Although our retention rate is high, we still have adolescents who were lost to follow-up. As indicated by our non-response analyses, these adolescents do differ on socio-demographic characteristics from the adolescents who did participate. This could introduce bias in our results, which we will reduce as much as possible. Attrition will be addressed in a targeted manner for each association under study, for example by controlling analyses for potential confounders and by using multiple imputation methods [39,40,41,42,43,44]. Furthermore, the scientific inference of our findings will not necessarily be compromised. While a completely representative sample of the source population is valuable, broader scientific generalizations can sometimes hold more significance than strict sample representativeness, especially when examining associations between variables of interest [45]. Selective drop-out will likely result in biased estimations of prevalences, and by design the prevalences within the iBerry cohort will be higher than in the general population, but this will not likely affect the direction of the associations under study [46,47,48].

Future perspectives

Now that the cohort has been established and we have found successful retention strategies, we aim to follow up this cohort until young adulthood. Adolescents are invited for follow-up visits every 2–3 years. Currently, the third visit to the research center is being conducted. This visit includes both repeated as well as new age-appropriate measurements, such as an extensive assessment for personality disorders.

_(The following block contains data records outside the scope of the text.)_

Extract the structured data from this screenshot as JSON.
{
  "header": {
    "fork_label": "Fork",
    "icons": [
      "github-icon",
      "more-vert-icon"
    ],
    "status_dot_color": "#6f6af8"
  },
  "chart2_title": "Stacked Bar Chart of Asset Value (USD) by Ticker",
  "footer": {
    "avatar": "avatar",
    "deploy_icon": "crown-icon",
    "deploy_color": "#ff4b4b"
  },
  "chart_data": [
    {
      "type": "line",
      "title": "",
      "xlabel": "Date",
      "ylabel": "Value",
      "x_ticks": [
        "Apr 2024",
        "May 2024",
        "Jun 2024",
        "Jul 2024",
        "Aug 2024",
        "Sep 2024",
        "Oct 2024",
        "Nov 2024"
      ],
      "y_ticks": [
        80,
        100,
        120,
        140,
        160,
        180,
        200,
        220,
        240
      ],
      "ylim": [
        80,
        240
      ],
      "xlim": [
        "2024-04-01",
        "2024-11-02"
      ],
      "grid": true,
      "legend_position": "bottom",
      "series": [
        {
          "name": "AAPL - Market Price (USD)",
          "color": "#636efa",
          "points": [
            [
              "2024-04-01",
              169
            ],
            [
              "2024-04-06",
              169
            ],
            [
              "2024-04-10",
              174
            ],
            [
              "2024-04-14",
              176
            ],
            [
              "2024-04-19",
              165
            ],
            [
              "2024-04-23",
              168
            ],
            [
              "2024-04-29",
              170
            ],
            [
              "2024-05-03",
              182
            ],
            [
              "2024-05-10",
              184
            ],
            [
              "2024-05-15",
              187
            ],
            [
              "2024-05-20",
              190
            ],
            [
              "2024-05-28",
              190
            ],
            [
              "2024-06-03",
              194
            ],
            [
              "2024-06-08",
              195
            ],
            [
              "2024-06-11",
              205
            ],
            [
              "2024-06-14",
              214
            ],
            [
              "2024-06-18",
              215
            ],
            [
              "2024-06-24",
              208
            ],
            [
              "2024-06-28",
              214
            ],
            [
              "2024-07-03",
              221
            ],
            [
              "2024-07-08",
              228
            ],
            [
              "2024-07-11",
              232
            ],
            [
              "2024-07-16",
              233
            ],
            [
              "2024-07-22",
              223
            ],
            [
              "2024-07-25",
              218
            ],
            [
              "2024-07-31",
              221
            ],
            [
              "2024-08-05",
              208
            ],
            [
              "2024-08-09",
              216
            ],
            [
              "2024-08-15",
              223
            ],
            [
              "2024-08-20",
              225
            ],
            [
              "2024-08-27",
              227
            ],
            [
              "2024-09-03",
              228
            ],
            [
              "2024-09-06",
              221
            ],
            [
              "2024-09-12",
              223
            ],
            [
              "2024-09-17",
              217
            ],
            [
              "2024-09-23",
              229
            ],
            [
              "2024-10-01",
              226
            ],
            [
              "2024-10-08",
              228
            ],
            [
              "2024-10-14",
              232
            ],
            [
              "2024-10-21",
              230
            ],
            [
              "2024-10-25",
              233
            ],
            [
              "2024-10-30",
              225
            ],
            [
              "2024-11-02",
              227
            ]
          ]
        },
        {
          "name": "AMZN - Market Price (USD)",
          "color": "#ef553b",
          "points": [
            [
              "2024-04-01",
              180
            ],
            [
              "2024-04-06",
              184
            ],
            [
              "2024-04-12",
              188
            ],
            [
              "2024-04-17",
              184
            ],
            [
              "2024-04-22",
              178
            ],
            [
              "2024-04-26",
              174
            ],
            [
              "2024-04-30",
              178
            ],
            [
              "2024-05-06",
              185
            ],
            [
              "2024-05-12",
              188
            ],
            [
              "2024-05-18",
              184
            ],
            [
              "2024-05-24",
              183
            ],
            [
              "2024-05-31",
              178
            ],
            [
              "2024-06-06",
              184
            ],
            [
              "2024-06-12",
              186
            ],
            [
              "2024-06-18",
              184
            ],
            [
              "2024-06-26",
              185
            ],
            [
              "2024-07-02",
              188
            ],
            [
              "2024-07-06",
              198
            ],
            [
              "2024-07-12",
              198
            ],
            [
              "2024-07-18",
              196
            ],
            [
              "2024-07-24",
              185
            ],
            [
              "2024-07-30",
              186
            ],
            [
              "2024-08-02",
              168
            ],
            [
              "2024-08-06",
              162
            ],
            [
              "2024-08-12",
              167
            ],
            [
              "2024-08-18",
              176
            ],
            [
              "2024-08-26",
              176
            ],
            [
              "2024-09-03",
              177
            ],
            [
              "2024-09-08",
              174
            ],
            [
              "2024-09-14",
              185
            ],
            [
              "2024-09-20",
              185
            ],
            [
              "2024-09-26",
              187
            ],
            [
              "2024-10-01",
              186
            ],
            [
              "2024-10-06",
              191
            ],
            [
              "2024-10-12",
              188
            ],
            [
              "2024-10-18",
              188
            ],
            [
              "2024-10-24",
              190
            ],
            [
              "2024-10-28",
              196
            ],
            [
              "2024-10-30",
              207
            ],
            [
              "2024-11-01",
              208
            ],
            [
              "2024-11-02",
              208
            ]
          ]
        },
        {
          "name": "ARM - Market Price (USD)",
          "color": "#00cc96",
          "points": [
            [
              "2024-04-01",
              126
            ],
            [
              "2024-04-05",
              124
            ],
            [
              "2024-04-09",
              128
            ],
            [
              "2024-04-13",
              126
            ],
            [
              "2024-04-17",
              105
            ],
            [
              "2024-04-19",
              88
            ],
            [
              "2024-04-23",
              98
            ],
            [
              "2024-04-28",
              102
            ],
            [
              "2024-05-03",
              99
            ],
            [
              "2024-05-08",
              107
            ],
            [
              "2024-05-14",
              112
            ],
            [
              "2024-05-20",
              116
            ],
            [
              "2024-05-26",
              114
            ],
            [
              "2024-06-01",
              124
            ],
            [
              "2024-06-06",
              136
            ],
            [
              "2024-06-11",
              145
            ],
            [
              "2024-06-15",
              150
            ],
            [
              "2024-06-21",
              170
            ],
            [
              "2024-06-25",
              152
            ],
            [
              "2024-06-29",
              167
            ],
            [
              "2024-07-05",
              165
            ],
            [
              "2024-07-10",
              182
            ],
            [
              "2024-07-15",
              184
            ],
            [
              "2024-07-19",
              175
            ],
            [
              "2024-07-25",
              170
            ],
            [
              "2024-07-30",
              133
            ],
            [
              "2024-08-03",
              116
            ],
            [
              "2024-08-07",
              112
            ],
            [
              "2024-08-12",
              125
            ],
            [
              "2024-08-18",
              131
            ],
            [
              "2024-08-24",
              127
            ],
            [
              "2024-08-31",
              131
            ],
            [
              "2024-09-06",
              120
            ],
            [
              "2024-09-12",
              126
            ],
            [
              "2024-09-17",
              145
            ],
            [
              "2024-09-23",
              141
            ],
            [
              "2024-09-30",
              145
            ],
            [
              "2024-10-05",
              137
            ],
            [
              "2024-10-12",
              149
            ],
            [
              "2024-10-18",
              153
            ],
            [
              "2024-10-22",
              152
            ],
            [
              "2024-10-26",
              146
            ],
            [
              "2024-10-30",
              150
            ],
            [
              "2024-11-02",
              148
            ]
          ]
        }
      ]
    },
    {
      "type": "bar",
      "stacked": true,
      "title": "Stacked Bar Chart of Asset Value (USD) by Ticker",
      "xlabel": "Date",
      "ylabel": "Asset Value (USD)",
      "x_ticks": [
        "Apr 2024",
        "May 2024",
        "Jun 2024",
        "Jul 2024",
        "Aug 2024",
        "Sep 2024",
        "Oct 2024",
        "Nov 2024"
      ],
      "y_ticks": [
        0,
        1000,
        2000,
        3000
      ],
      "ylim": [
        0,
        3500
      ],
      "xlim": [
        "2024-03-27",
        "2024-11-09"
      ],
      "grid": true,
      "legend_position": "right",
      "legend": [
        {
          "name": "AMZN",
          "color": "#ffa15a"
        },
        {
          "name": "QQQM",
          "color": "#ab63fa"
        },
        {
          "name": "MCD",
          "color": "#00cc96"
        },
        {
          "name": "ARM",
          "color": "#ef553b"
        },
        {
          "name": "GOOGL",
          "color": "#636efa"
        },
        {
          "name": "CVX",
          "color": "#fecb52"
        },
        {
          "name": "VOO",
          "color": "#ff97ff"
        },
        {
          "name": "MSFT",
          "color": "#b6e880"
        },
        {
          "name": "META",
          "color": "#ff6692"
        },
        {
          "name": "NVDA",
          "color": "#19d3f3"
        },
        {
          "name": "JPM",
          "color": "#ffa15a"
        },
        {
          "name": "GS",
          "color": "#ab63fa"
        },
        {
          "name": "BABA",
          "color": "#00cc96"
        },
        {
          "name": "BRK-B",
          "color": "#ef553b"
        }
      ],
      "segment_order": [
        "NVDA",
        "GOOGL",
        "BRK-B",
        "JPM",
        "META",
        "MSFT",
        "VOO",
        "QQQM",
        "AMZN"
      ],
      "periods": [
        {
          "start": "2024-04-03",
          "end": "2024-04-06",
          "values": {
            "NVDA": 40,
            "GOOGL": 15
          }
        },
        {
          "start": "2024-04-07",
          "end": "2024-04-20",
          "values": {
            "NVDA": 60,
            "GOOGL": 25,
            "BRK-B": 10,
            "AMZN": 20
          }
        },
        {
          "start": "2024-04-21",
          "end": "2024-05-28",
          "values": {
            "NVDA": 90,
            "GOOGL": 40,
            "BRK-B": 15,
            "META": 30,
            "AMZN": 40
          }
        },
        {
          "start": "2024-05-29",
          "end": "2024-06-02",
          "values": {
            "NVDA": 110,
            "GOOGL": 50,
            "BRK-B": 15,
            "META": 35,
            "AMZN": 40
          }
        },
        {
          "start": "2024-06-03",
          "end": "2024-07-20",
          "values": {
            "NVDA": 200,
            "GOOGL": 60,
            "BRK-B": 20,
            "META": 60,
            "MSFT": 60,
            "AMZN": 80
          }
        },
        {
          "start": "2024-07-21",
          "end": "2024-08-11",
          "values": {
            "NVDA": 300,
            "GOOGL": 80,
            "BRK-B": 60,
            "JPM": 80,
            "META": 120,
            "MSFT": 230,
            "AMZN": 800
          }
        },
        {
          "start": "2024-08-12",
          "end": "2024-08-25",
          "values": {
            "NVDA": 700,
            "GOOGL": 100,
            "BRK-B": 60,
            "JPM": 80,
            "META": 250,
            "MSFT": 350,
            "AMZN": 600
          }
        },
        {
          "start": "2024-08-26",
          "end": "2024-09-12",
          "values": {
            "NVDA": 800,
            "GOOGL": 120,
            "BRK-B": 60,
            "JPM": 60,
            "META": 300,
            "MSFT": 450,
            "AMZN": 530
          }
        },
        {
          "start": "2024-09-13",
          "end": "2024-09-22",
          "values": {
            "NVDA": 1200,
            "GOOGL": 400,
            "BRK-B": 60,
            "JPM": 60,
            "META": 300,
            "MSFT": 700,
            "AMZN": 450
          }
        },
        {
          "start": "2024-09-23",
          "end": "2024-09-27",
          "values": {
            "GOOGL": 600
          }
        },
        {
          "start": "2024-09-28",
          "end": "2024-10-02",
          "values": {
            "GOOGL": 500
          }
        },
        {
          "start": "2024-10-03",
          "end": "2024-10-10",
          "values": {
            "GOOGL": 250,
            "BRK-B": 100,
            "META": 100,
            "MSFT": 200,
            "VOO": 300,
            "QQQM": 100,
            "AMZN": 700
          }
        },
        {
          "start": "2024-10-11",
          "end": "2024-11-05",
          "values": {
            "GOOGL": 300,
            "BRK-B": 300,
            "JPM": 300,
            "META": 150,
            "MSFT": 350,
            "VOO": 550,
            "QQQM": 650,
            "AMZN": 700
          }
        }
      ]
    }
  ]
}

To ensure valid conclusions we will also request microdata, anonymized data at the level of private individuals from Statistics Netherlands (CBS), which enables us to study the outcome in both individuals participating in subsequent follow-up phases and in those who might be lost to follow-up.

Conclusion

The iBerry Study closely examines adolescents and their parents to determine a broad range of biological, psychological, and social markers for the transition of subclinical symptoms to psychiatric disorders. Adolescents were successfully selected based on their self-reported emotional and behavioral problems at age 13. The current data underscore an evident vulnerability in high-risk adolescents, manifesting in significant psychopathological problems by age 18. The research's in-depth measurements in combination with its design, anchored by its careful screening and retention strategies, create a foundation for numerous detailed future investigations into the complexities of adolescent psychopathology.